Film

Ein BERLINale-Wettbewerb

Im Rennen um die Goldenen und Silbernen Bären beim 70-jährigen Jubiläum der Berlinale gehen drei deutschsprachige Filme, die jeder für sich Berlin in den Blick nehmen. Insgesamt sind 18 Filme im Wettbewerb vertreten, der eher Wert auf Kunst als auf Stars legt. Ob damit der Neustart nach Dieter Kosslick gelingen kann, bleibt abzuwarten.

Burhan Qurbanis »Berlin Alexanderplatz« ist wohl der am meisten erwartete Film im diesjährigen Wettbewerb der Berlinale. Der Regisseur von »Wir sind jung, wir sind stark« präsentiert eine moderne und düstere Interpretation von Alfred Döblins Klassiker, in dem der portugiesische Schauspieler Welket Bungué und die Berlinerin Jella Haase die Hauptrollen übernehmen. Auch Christian Petzold, der zum wiederholten Male im Wettbewerb vertreten ist, sowie das schweizerische Duo Stéphanie Chuat und Véronique Reymond rücken Berlin ins Zentrum ihrer Filme. Chat und Reymond werfen in ihrem Film »Schwesterlein« mit Nina Hoss und Lars Eidinger in den Hauptrollen einen Blick in die Berliner Theaterszene, Christian Petzold erkundet in »Undine« nach Aussage des neuen Künstlerischen Leiters der Berlinale Carlo Chatrian den Mythos der Stadt. Insbesondere der Cast mit Paula Beer und Franz Rogowski in den Hauptrollen, lässt hier aufhorchen.
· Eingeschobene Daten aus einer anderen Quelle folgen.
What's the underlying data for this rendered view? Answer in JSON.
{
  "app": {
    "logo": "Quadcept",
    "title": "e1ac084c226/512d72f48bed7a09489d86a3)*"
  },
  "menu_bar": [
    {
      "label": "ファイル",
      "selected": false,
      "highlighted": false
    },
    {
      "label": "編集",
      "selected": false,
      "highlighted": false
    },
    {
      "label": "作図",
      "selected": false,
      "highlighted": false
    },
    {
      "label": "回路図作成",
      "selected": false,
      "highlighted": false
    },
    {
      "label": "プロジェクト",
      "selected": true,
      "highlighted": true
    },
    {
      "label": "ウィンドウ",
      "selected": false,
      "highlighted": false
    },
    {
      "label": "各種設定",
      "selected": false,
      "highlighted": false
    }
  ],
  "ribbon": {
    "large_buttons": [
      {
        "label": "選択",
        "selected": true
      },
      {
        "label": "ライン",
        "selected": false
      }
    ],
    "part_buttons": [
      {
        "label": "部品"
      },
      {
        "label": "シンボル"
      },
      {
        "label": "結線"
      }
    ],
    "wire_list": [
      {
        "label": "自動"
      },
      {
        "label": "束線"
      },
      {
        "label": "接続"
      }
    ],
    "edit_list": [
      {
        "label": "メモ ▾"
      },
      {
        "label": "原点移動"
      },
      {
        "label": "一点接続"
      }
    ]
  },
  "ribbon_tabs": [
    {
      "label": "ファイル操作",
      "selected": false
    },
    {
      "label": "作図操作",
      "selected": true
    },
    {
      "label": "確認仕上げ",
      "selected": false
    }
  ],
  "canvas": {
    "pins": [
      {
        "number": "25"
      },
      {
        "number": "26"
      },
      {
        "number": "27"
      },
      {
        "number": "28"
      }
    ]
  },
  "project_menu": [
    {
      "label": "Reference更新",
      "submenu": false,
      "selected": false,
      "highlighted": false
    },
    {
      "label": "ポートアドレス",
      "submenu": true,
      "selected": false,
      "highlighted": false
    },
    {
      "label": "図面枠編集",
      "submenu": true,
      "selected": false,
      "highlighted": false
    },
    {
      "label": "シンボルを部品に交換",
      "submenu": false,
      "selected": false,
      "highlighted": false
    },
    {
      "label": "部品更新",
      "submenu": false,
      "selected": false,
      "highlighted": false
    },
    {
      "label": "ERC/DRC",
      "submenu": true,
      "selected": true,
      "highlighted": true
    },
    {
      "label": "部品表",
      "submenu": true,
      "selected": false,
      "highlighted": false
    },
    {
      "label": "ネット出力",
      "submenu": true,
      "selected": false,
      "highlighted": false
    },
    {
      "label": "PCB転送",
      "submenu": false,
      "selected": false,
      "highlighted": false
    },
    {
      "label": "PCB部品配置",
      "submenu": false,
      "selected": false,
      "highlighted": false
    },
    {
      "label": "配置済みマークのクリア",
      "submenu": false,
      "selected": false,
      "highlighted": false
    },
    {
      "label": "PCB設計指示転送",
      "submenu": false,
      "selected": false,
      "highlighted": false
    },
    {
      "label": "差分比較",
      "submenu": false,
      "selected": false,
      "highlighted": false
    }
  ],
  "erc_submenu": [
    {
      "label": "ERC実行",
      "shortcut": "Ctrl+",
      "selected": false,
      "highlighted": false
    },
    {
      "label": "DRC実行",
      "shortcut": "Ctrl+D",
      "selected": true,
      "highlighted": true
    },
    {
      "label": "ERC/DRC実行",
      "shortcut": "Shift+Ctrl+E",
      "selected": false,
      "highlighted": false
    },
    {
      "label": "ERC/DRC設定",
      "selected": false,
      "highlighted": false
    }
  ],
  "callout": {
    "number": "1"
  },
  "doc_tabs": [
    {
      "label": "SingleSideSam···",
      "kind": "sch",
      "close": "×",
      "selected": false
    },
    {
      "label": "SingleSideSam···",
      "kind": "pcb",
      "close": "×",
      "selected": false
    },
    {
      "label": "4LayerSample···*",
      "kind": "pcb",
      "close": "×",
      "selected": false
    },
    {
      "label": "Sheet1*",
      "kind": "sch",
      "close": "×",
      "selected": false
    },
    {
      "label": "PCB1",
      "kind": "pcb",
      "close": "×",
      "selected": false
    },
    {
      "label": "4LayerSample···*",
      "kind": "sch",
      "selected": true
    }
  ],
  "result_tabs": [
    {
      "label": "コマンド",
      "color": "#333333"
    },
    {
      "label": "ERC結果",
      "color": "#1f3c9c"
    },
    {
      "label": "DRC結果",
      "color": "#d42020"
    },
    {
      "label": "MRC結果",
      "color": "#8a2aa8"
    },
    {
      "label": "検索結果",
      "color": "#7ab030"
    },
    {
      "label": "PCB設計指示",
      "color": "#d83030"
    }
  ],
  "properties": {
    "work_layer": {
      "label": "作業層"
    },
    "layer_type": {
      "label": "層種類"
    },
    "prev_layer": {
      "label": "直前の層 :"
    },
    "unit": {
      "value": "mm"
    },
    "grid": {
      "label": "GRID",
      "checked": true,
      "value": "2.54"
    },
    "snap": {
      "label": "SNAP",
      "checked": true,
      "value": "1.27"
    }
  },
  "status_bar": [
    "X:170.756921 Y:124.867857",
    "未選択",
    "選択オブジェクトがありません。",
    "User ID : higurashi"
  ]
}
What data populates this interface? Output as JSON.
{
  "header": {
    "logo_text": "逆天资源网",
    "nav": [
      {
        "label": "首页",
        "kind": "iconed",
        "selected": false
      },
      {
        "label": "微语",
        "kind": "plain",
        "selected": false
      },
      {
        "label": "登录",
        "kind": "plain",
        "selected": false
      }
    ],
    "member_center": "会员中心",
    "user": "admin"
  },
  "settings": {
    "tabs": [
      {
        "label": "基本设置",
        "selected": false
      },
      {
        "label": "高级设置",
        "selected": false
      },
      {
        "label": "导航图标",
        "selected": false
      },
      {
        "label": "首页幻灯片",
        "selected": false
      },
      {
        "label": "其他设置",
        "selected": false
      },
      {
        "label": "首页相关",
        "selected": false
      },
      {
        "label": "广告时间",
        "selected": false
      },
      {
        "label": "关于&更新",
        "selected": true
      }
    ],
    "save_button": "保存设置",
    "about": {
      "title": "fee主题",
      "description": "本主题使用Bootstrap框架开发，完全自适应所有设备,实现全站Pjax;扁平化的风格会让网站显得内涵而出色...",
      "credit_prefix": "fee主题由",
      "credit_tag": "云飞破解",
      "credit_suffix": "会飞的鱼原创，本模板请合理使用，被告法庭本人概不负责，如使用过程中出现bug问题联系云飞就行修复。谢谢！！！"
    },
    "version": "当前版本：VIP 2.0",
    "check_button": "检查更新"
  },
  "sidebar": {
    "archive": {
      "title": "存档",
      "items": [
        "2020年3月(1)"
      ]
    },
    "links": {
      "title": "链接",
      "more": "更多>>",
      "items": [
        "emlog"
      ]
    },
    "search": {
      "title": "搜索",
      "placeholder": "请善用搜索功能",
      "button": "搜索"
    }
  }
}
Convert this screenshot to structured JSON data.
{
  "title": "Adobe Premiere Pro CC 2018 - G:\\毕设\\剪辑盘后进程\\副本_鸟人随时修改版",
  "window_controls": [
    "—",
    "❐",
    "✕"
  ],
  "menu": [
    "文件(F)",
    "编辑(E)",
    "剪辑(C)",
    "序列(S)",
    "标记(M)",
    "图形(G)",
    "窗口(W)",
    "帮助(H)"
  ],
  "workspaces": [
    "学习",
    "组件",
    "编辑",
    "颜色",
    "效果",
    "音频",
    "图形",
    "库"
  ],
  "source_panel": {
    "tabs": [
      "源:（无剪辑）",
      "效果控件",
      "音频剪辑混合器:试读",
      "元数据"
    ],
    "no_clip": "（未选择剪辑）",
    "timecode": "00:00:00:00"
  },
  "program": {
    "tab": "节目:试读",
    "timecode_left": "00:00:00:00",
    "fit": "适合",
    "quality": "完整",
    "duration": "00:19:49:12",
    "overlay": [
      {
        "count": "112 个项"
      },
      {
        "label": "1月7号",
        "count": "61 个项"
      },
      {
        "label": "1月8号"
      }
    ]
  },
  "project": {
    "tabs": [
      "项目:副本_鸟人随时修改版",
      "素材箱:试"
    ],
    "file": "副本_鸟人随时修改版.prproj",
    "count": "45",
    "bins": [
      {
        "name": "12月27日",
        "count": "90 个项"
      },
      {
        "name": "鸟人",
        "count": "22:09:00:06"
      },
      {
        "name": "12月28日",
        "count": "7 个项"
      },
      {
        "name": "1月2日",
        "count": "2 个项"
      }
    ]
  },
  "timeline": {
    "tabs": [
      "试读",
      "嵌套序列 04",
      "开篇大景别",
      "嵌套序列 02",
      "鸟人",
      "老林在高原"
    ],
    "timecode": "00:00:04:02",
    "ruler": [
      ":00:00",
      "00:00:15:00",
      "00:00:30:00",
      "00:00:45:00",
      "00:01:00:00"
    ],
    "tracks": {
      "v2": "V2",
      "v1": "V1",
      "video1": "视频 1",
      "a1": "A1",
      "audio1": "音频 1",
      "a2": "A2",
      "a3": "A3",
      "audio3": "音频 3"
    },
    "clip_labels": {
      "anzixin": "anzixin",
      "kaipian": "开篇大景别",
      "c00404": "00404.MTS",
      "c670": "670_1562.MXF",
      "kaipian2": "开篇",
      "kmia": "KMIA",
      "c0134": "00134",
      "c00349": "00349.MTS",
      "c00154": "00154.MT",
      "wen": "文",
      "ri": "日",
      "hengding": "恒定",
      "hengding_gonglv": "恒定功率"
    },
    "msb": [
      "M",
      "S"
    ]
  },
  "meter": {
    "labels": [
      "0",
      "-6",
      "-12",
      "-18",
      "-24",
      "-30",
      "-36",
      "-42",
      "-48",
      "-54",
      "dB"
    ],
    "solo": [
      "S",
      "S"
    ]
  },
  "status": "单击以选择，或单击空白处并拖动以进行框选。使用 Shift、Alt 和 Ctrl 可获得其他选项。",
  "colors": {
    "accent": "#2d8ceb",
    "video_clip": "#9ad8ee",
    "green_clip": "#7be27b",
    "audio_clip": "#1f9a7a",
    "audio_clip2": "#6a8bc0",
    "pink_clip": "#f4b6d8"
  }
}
Undine von: Christian Petzold | © Christian Schulz/Schramm Film
Undine von: Christian Petzold | © Christian Schulz/Schramm Film

Ein Wiedersehen gibt es im Wettbewerb unter anderem mit dem koreanischen Regisseur Hong Sangsoo, der zum vierten Mal im Wettbewerb ist und zuletzt 2017 mit »On the Beach at night alone« um die Bären konkurriert hat. Im selben Jahr begeisterte die britische Regisseurin Sally Potter mit ihrem hochkarätig besetzten Kammerspiel »The Party« das Festivalpublikum. Mit einem Preis wurde sie jedoch nicht bedacht. Nun geht sie mit »The Roads not taken« in den Wettbewerb, der mit Javier Bardem, Elle Fanning, Salma Hayek und Laura Linney in den Hauptrollen den namenhaftesten Cast im ganzen Wettbewerb aufbietet. Auch das französisch-belgische Duo Benoît Delépine und Gustave Kervern ist nach 2010 wieder dabei, sie stellen ihren neuen Film »Delete History« vor. Der chinesisch-malaysische Regisseur Tsai Ming-Liang ist mit seinem Porträt »Rizi« wieder einmal zu Gast. Für »Der Fluss« (1997) und »Das Fleisch der Wassermelone« (2005) hatte er jeweils einen Silbernen Bären gewonnen, mit »Vor dem Regen« gewann er 1994 einen Goldenen Löwen in Venedig.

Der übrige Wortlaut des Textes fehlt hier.